MÖ 587'de Babilliler (Pers) akınları ile hem Kudüs hem de kutsal tapınak yerle bir edilmiş ve şehir Pers yönetimine geçmiş. İşte bu dönemde Ahit Sandığı'na ne olduğu bilinmiyor. Yahudiler ise Babil'e sürülmüş. Ancak Yahudiler, Tevrat'ta yer alan "Seni unutursam ey Kudüs sağ elim hünerini unutsun" beyiti ile anavatanlarını unutmamaya yemin etmişler. Yahudiler Kudüs'ten çıkarıldıklarında yılda bir kere olsun, onun yıkık duvarları dibinde ağlayabilmek için izin istemişler ve ağlama duvarındaki ibadet hala devam eden bir gelenek. Hayallerindeki tapınak ve Yeruşalim masallaştıkça; sonunda gökte de bir Yeruşalim olduğuna ve bunun, tanrının devleti kurulduğu zaman (Ahirat Günü) yeryüzüne ineceğine inandılar. Yahudiler, halen sandığa ve On Emir tabletine ulaşınca beklenen mehdinin geleceğine inanıyorlar.
MÖ 538′de, kendilerini Kudüs'ü yeniden Musevilerin vatanı yapmak ve tapınağı yeniden inşaa etmeye adamışlar Musevi liderleri Ezra ve Nehemidh, Kudüs'e dönerek, tapınağı ikinci kez yaptılar.
Ancak MÖ 332'de Büyük İskender şehri ele geçirmiş ve Kudüs birkaç yüzyıl Helen yönetimi altına girmiş. Bu dönemde muhafazakar Museviler ile Helen'ler ile evliliği onaylayan liberal Museviler arasında iç savaşlar yaşanmış.
Hanuka yani Işık Bayramı bu dönemde doğmuş bir ritüel. Süleyman Mabedinin orjinaline uygun şekilde restore edilmesini kutlamak üzere ufacık bir testi içindeki yağ ile yanan kutsal ateşin 8 gün hiç sönmediği söyleniyor. İşte Hanuka bu kutsal ateşi yaşatmak üzere yüzlerce yıldır kutlanan bir Musevi Bayramı.
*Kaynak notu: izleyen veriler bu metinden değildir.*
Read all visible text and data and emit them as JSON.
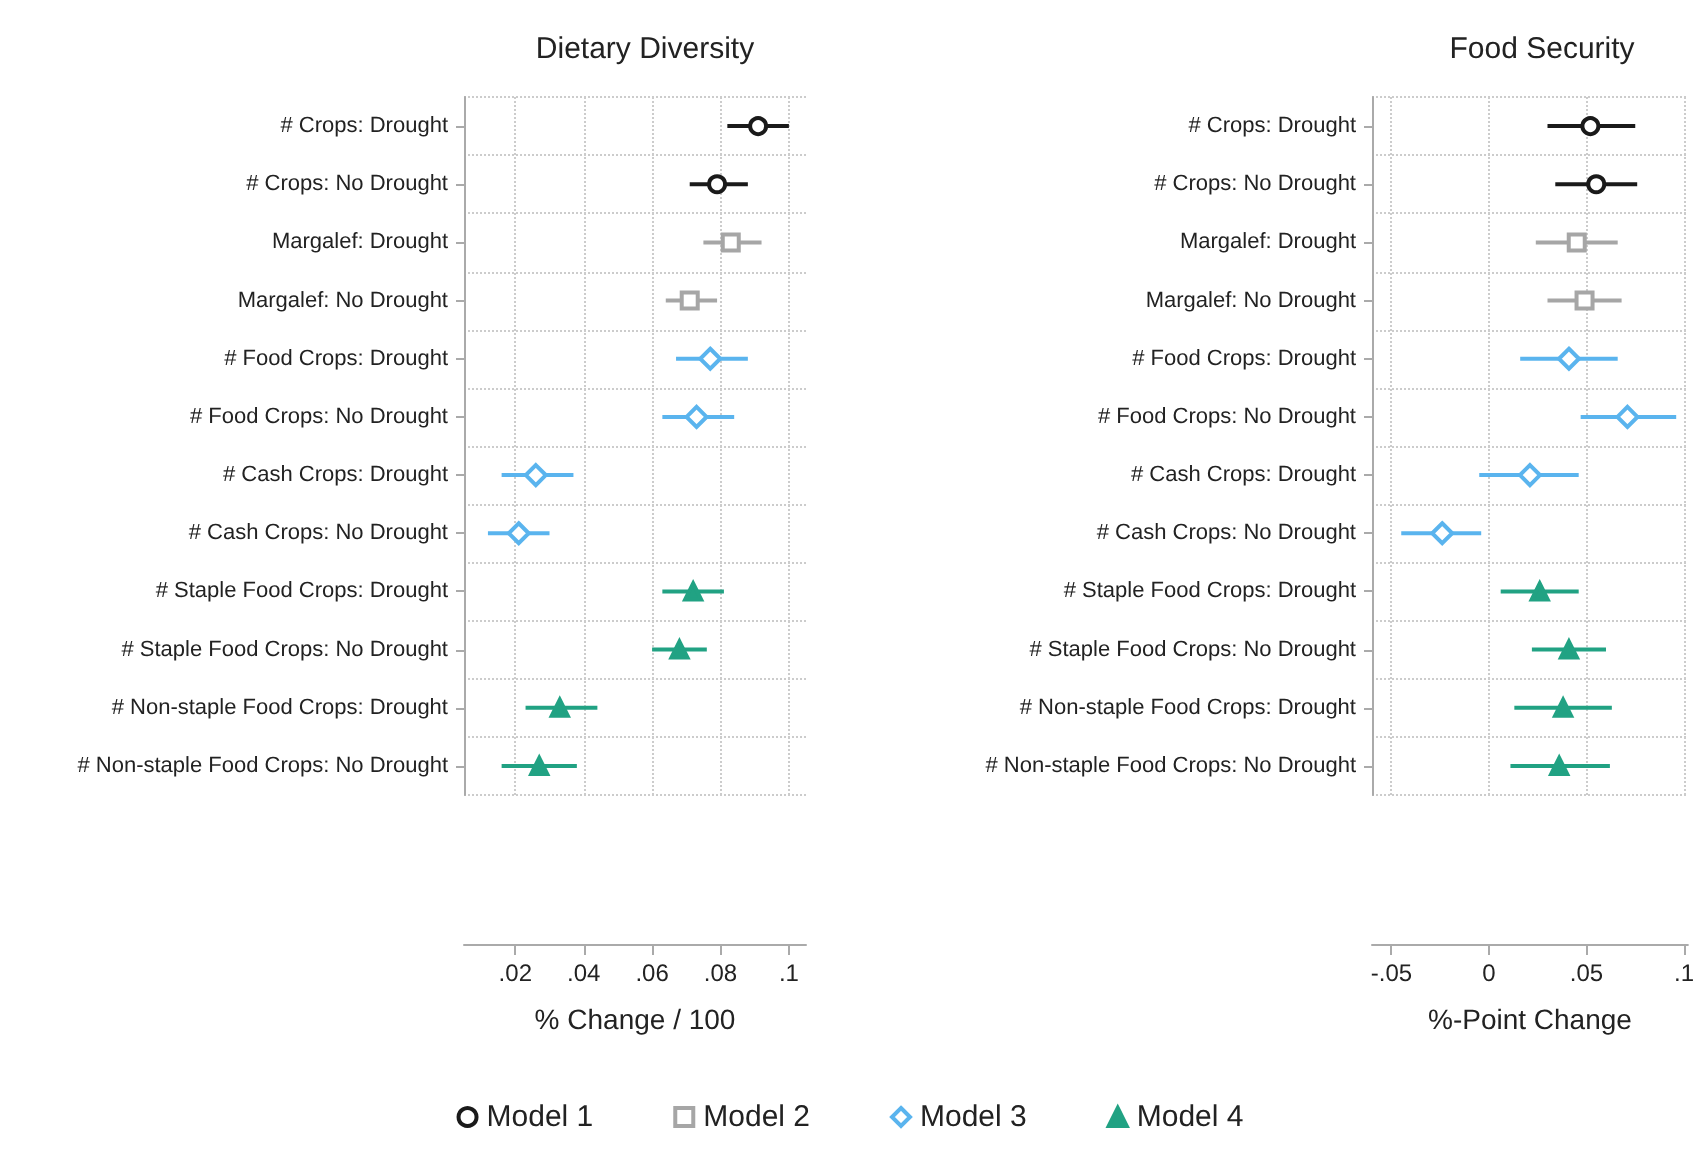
{
  "chart_data": [
    {
      "type": "scatter",
      "orientation": "horizontal",
      "title": "Dietary Diversity",
      "xlabel": "% Change / 100",
      "categories": [
        "# Crops: Drought",
        "# Crops: No Drought",
        "Margalef: Drought",
        "Margalef: No Drought",
        "# Food Crops: Drought",
        "# Food Crops: No Drought",
        "# Cash Crops: Drought",
        "# Cash Crops: No Drought",
        "# Staple Food Crops: Drought",
        "# Staple Food Crops: No Drought",
        "# Non-staple Food Crops: Drought",
        "# Non-staple Food Crops: No Drought"
      ],
      "series": [
        {
          "name": "Model 1",
          "color": "#1a1a1a",
          "marker": "circle",
          "values": [
            0.091,
            0.079,
            null,
            null,
            null,
            null,
            null,
            null,
            null,
            null,
            null,
            null
          ],
          "errors": [
            [
              0.082,
              0.1
            ],
            [
              0.071,
              0.088
            ],
            null,
            null,
            null,
            null,
            null,
            null,
            null,
            null,
            null,
            null
          ]
        },
        {
          "name": "Model 2",
          "color": "#a6a6a6",
          "marker": "square",
          "values": [
            null,
            null,
            0.083,
            0.071,
            null,
            null,
            null,
            null,
            null,
            null,
            null,
            null
          ],
          "errors": [
            null,
            null,
            [
              0.075,
              0.092
            ],
            [
              0.064,
              0.079
            ],
            null,
            null,
            null,
            null,
            null,
            null,
            null,
            null
          ]
        },
        {
          "name": "Model 3",
          "color": "#5ab4ee",
          "marker": "diamond",
          "values": [
            null,
            null,
            null,
            null,
            0.077,
            0.073,
            0.026,
            0.021,
            null,
            null,
            null,
            null
          ],
          "errors": [
            null,
            null,
            null,
            null,
            [
              0.067,
              0.088
            ],
            [
              0.063,
              0.084
            ],
            [
              0.016,
              0.037
            ],
            [
              0.012,
              0.03
            ],
            null,
            null,
            null,
            null
          ]
        },
        {
          "name": "Model 4",
          "color": "#21a283",
          "marker": "triangle",
          "values": [
            null,
            null,
            null,
            null,
            null,
            null,
            null,
            null,
            0.072,
            0.068,
            0.033,
            0.027
          ],
          "errors": [
            null,
            null,
            null,
            null,
            null,
            null,
            null,
            null,
            [
              0.063,
              0.081
            ],
            [
              0.06,
              0.076
            ],
            [
              0.023,
              0.044
            ],
            [
              0.016,
              0.038
            ]
          ]
        }
      ],
      "xlim": [
        0.005,
        0.105
      ],
      "xticks": [
        {
          "value": 0.02,
          "label": ".02"
        },
        {
          "value": 0.04,
          "label": ".04"
        },
        {
          "value": 0.06,
          "label": ".06"
        },
        {
          "value": 0.08,
          "label": ".08"
        },
        {
          "value": 0.1,
          "label": ".1"
        }
      ],
      "grid": true,
      "legend": "bottom"
    },
    {
      "type": "scatter",
      "orientation": "horizontal",
      "title": "Food Security",
      "xlabel": "%-Point Change",
      "categories": [
        "# Crops: Drought",
        "# Crops: No Drought",
        "Margalef: Drought",
        "Margalef: No Drought",
        "# Food Crops: Drought",
        "# Food Crops: No Drought",
        "# Cash Crops: Drought",
        "# Cash Crops: No Drought",
        "# Staple Food Crops: Drought",
        "# Staple Food Crops: No Drought",
        "# Non-staple Food Crops: Drought",
        "# Non-staple Food Crops: No Drought"
      ],
      "series": [
        {
          "color": "#1a1a1a",
          "marker": "circle",
          "values": [
            0.052,
            0.055,
            null,
            null,
            null,
            null,
            null,
            null,
            null,
            null,
            null,
            null
          ],
          "errors": [
            [
              0.03,
              0.075
            ],
            [
              0.034,
              0.076
            ],
            null,
            null,
            null,
            null,
            null,
            null,
            null,
            null,
            null,
            null
          ]
        },
        {
          "color": "#a6a6a6",
          "marker": "square",
          "values": [
            null,
            null,
            0.045,
            0.049,
            null,
            null,
            null,
            null,
            null,
            null,
            null,
            null
          ],
          "errors": [
            null,
            null,
            [
              0.024,
              0.066
            ],
            [
              0.03,
              0.068
            ],
            null,
            null,
            null,
            null,
            null,
            null,
            null,
            null
          ]
        },
        {
          "color": "#5ab4ee",
          "marker": "diamond",
          "values": [
            null,
            null,
            null,
            null,
            0.041,
            0.071,
            0.021,
            -0.024,
            null,
            null,
            null,
            null
          ],
          "errors": [
            null,
            null,
            null,
            null,
            [
              0.016,
              0.066
            ],
            [
              0.047,
              0.096
            ],
            [
              -0.005,
              0.046
            ],
            [
              -0.045,
              -0.004
            ],
            null,
            null,
            null,
            null
          ]
        },
        {
          "color": "#21a283",
          "marker": "triangle",
          "values": [
            null,
            null,
            null,
            null,
            null,
            null,
            null,
            null,
            0.026,
            0.041,
            0.038,
            0.036
          ],
          "errors": [
            null,
            null,
            null,
            null,
            null,
            null,
            null,
            null,
            [
              0.006,
              0.046
            ],
            [
              0.022,
              0.06
            ],
            [
              0.013,
              0.063
            ],
            [
              0.011,
              0.062
            ]
          ]
        }
      ],
      "xlim": [
        -0.06,
        0.102
      ],
      "xticks": [
        {
          "value": -0.05,
          "label": "-.05"
        },
        0,
        {
          "value": 0.05,
          "label": ".05"
        },
        {
          "value": 0.1,
          "label": ".1"
        }
      ],
      "grid": true
    }
  ]
}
MÖ 63'de Romalılar Kudüs yönetimini ele geçirir. MS 70'de Musevi isyanlarını cezalandırmak için Roma'lılar ikinci kez inşaa edilmiş olan Süleyman Tapınağını yerle bir ederler. Böylece Musevilerin 2000 yıldır özlem duyduğu Süleyman Tapınağı son tapınakları olur. Yahudilerin kurban kesmeleri, şabbatı tutmaları, sünnet olmaları, ölüm cezasıyla yasaklanıp, kutsal kitapları yakılır. Tarihte ilk defa bir din yasak edildiğine şahit oluyoruz. Museviler artık sadece Siyon (Hz. Davud) tepesine hac ziyareti için çıkıp, tapınağın ayakta kalmış olan tek duvarı olan Ağlama Duvarı karşısında yas tutuyorlardı. Yahve'nin kutsal tapınağının bulunduğu yerde artık Jüpiter'le Venüs'ün tapınakları yükseliyordu.
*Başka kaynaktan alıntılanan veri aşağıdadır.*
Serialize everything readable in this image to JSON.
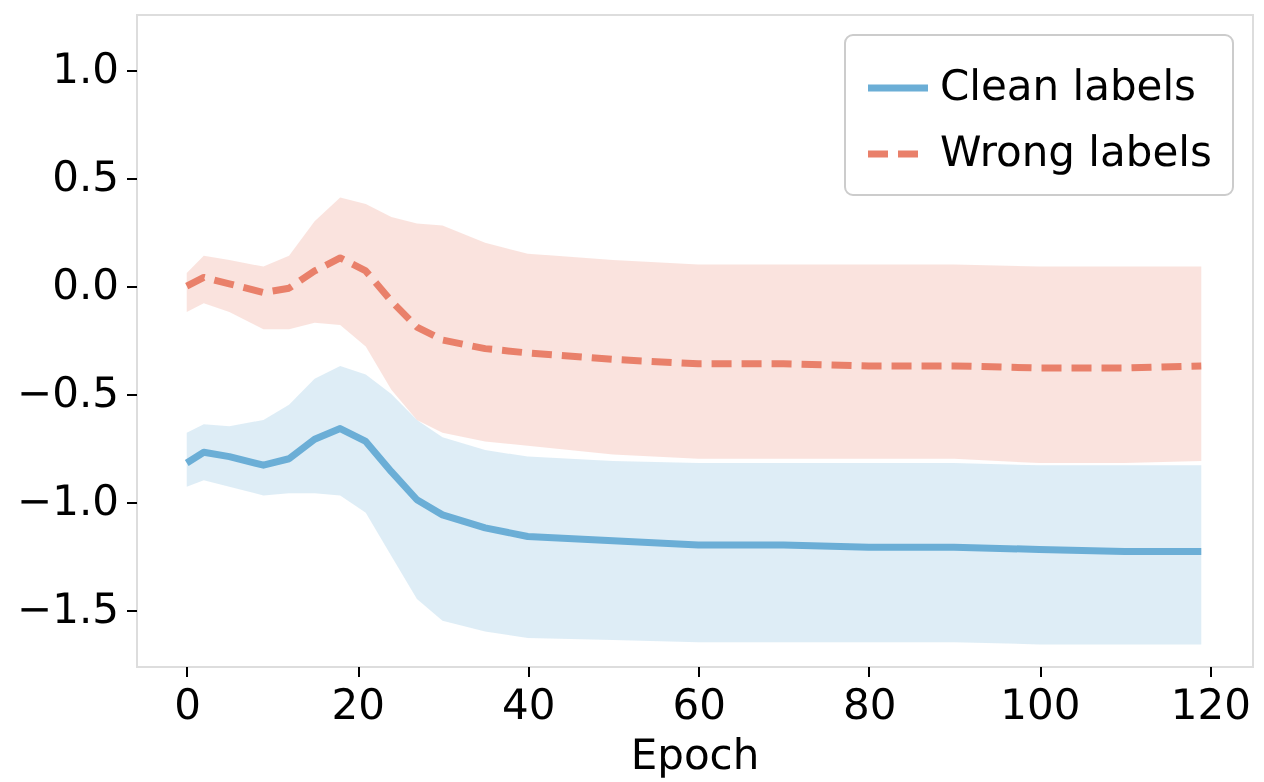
{
  "chart_data": {
    "type": "line",
    "xlabel": "Epoch",
    "x": [
      0,
      2,
      5,
      9,
      12,
      15,
      18,
      21,
      24,
      27,
      30,
      35,
      40,
      50,
      60,
      70,
      80,
      90,
      100,
      110,
      119
    ],
    "series": [
      {
        "name": "Clean labels",
        "color": "#6baed6",
        "line_style": "solid",
        "values": [
          -0.82,
          -0.77,
          -0.79,
          -0.83,
          -0.8,
          -0.71,
          -0.66,
          -0.72,
          -0.86,
          -0.99,
          -1.06,
          -1.12,
          -1.16,
          -1.18,
          -1.2,
          -1.2,
          -1.21,
          -1.21,
          -1.22,
          -1.23,
          -1.23
        ],
        "upper": [
          -0.68,
          -0.64,
          -0.65,
          -0.62,
          -0.55,
          -0.43,
          -0.37,
          -0.41,
          -0.5,
          -0.62,
          -0.7,
          -0.76,
          -0.79,
          -0.81,
          -0.82,
          -0.82,
          -0.82,
          -0.82,
          -0.83,
          -0.83,
          -0.83
        ],
        "lower": [
          -0.93,
          -0.9,
          -0.93,
          -0.97,
          -0.96,
          -0.96,
          -0.97,
          -1.05,
          -1.25,
          -1.45,
          -1.55,
          -1.6,
          -1.63,
          -1.64,
          -1.65,
          -1.65,
          -1.65,
          -1.65,
          -1.66,
          -1.66,
          -1.66
        ]
      },
      {
        "name": "Wrong labels",
        "color": "#e9806a",
        "line_style": "dashed",
        "values": [
          0.0,
          0.04,
          0.01,
          -0.03,
          -0.01,
          0.07,
          0.13,
          0.07,
          -0.07,
          -0.19,
          -0.25,
          -0.29,
          -0.31,
          -0.34,
          -0.36,
          -0.36,
          -0.37,
          -0.37,
          -0.38,
          -0.38,
          -0.37
        ],
        "upper": [
          0.06,
          0.14,
          0.12,
          0.09,
          0.14,
          0.3,
          0.41,
          0.38,
          0.32,
          0.29,
          0.28,
          0.2,
          0.15,
          0.12,
          0.1,
          0.1,
          0.1,
          0.1,
          0.09,
          0.09,
          0.09
        ],
        "lower": [
          -0.12,
          -0.08,
          -0.12,
          -0.2,
          -0.2,
          -0.17,
          -0.18,
          -0.28,
          -0.48,
          -0.62,
          -0.68,
          -0.72,
          -0.74,
          -0.78,
          -0.8,
          -0.8,
          -0.8,
          -0.8,
          -0.82,
          -0.82,
          -0.81
        ]
      }
    ],
    "xlim": [
      -5.95,
      124.95
    ],
    "xticks": [
      0,
      20,
      40,
      60,
      80,
      100,
      120
    ],
    "ylim": [
      -1.76,
      1.26
    ],
    "yticks": [
      {
        "value": -1.5,
        "label": "−1.5"
      },
      {
        "value": -1,
        "label": "−1.0"
      },
      {
        "value": -0.5,
        "label": "−0.5"
      },
      {
        "value": 0,
        "label": "0.0"
      },
      {
        "value": 0.5,
        "label": "0.5"
      },
      {
        "value": 1,
        "label": "1.0"
      }
    ],
    "grid": false,
    "legend": "top right"
  }
}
MS 132'de gerçekleşen yeni bir Musevi başkaldırısı sonrası, Roma'lılar Musevileri şehirden yasaklıyor ve Yahudiler dünyanın dört bir yanına yayıliyor. Bu sürgün dönemi Yahudiler tarafından "diaspora" yani İsrail toprakları dışında yaşanan dönem olarak adlandırılıyor.
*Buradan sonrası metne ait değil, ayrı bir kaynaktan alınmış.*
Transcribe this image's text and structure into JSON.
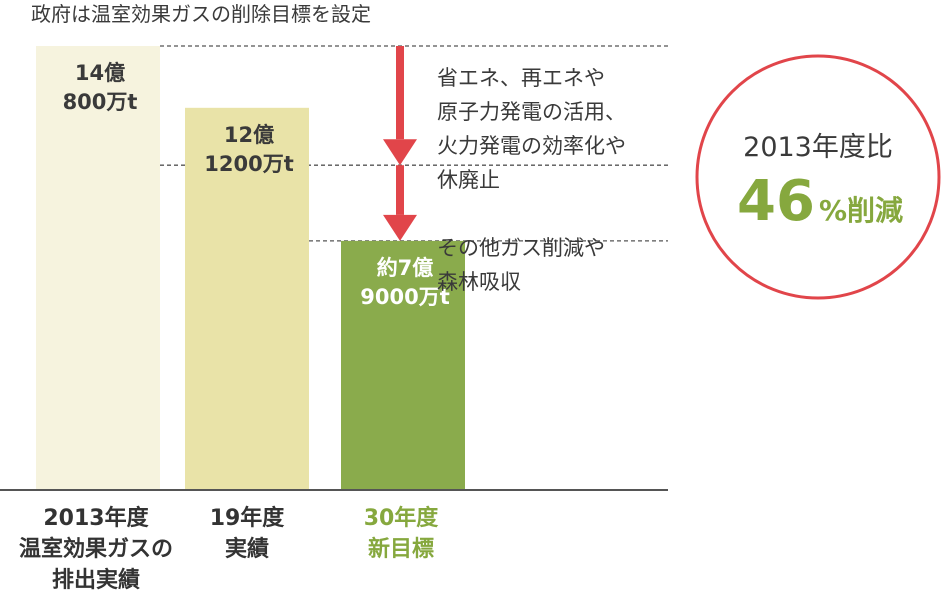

İşte Hz. İsa böyle politik, askeri ve ruhani bir karmaşa ve çalkantı döneminde Kudüs'te yaşar. Mesih'liğini bu şehirde ilan eder, son akşam yemeğini burada yer, burada yargılanır ve cezaya çarptırılır, ve burada çarmıha gerilir ve göğe yükselir. İşte tüm bu olaylara şahitlik etmiş mekanlar olan Tüm Halklar Kilisesi, Via Dolorosa – Çile Yolu ve Diriliş Kilisesi Hristiyanlar için çok kutsal bir hac rotası. Hacı olmak için gelenler ellerinde Haç'lar ile bu rotayı izlerek, dizleri üzerinde dualar ederek, mumlar yakarak bu önemli noktaları ziyaret ediyor. Yol boyunca her taşın, eski mağaraların ve kiliselerin her biri tarihi ve ruhani anlamlar ile yüklü, ve en sonda yer alan Diriliş Kilisesi kubbesinden süzülen ışığı ile insanı derinden etkileyen bir mabed. Son derece sade bir kilise olmasına rağmen bugüne kadar gördüğüm en güzel kilise.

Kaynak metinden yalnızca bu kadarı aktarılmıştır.